How an unexpected question transformed intention into action


Recently, a friend shared with me how an unexpected question helped him move from intention to action. After role shifts in his career and at home, he’s been struggling to, as he put it, “regain control of my schedule.” He’s in a career defined by deadlines, so scheduling and planning are ingrained habits. Sometimes, he says, “so ingrained they get in the way.”

 “I’ve been trying to find time to get back in shape. I have a home gym, a basketball hoop in my driveway, and I worked out regularly for years before life changed a year ago. I want to get back into my routine, thing is, I only know one way to do it: plan, set a schedule, specific exercises, track my results. I’ve been focused on getting everything else done, so there was no time for all that. I wanted to get started, I thought about it every day… I just didn’t do it… until a couple months ago.”

        What changed, I asked.

        He smiled, shook his head, and said, “Someone reminded me I have a dog.”

        Come again?

        “I was talking about all this with a friend who owns a gym. I expected her to give me a lecture about prioritizing my physical health, invite me to her gym… nope.

        “She just grinned at me and asked, ‘Do you have dogs?’

        “I said I did – she knew I did – so I waited for the other shoe to drop. It did. She added, ‘Take your dog for a walk every day. Set an alarm if you have to. Just get up from your desk, put the leash on the dog, and get outside. He’ll love it, and you will too.’”

        “How does this help me plan my workout routine?” my friend asked the trainer.

        “It won’t,” the trainer said, “You don’t need a detailed plan to start exercising again. You want one, because plans are comfortable for you. You feel all this pressure to get everything done, to figure it all out with all these changes in your routine, and you won’t give yourself permission to introduce something different that might break up the flow. The work will be there when you get back, and, I promise, fifteen minutes won’t kill any deadlines.”

        My friend thought about what she said all the way home, where his dogs greeted him at the door. He started to walk past them – thinking about deadlines – and then, he stopped. Fifteen minutes, he thought. I’ve got that. So, he tossed his sport coat across the stair rail, changed his shoes, and took his furry pals for a walk.

        “That was a month ago,” my friend said, “And you know what?

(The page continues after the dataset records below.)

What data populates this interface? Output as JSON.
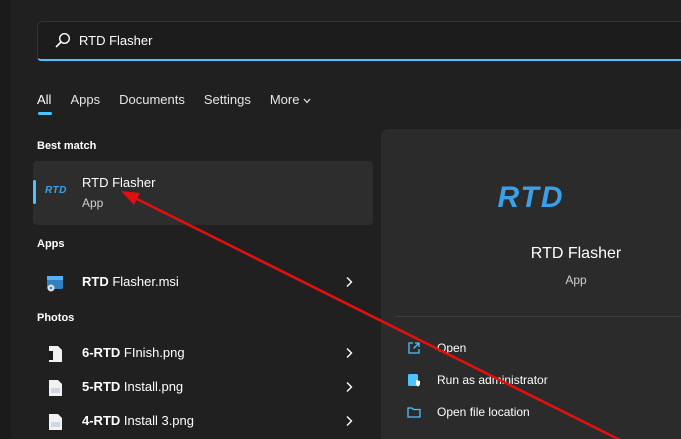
{
  "search": {
    "value": "RTD Flasher",
    "icon": "search-icon"
  },
  "tabs": [
    {
      "label": "All"
    },
    {
      "label": "Apps"
    },
    {
      "label": "Documents"
    },
    {
      "label": "Settings"
    },
    {
      "label": "More"
    }
  ],
  "sections": {
    "best_match": "Best match",
    "apps": "Apps",
    "photos": "Photos"
  },
  "best_match": {
    "logo_text": "RTD",
    "title": "RTD Flasher",
    "subtitle": "App"
  },
  "apps": [
    {
      "bold": "RTD",
      "rest": " Flasher.msi",
      "icon": "installer-icon"
    }
  ],
  "photos": [
    {
      "bold": "6-RTD",
      "rest": " FInish.png",
      "icon": "image-file-icon"
    },
    {
      "bold": "5-RTD",
      "rest": " Install.png",
      "icon": "image-file-icon"
    },
    {
      "bold": "4-RTD",
      "rest": " Install 3.png",
      "icon": "image-file-icon"
    }
  ],
  "preview": {
    "logo_text": "RTD",
    "title": "RTD Flasher",
    "subtitle": "App",
    "actions": [
      {
        "label": "Open",
        "icon": "open-icon"
      },
      {
        "label": "Run as administrator",
        "icon": "shield-admin-icon"
      },
      {
        "label": "Open file location",
        "icon": "folder-icon"
      }
    ]
  },
  "colors": {
    "accent": "#4cc2ff",
    "logo_blue": "#3aa0e8",
    "annotation_arrow": "#e01010"
  }
}
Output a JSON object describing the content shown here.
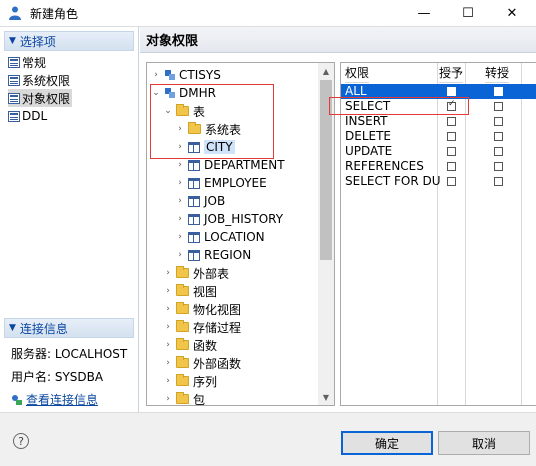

Two weeks in, on the way back from the walk, I opened the garage door and saw my weight bench, all dusty and ignored. Just fifteen minutes, I thought, and I got in a few quick sets.

      He laughed, “‘Walk the dog,’ she said. I thought she was patronizing me. When I chose to listen, I realized she was helping me see past my self-imposed limitations. Now my pants, and my perspective, both fit a lot better.”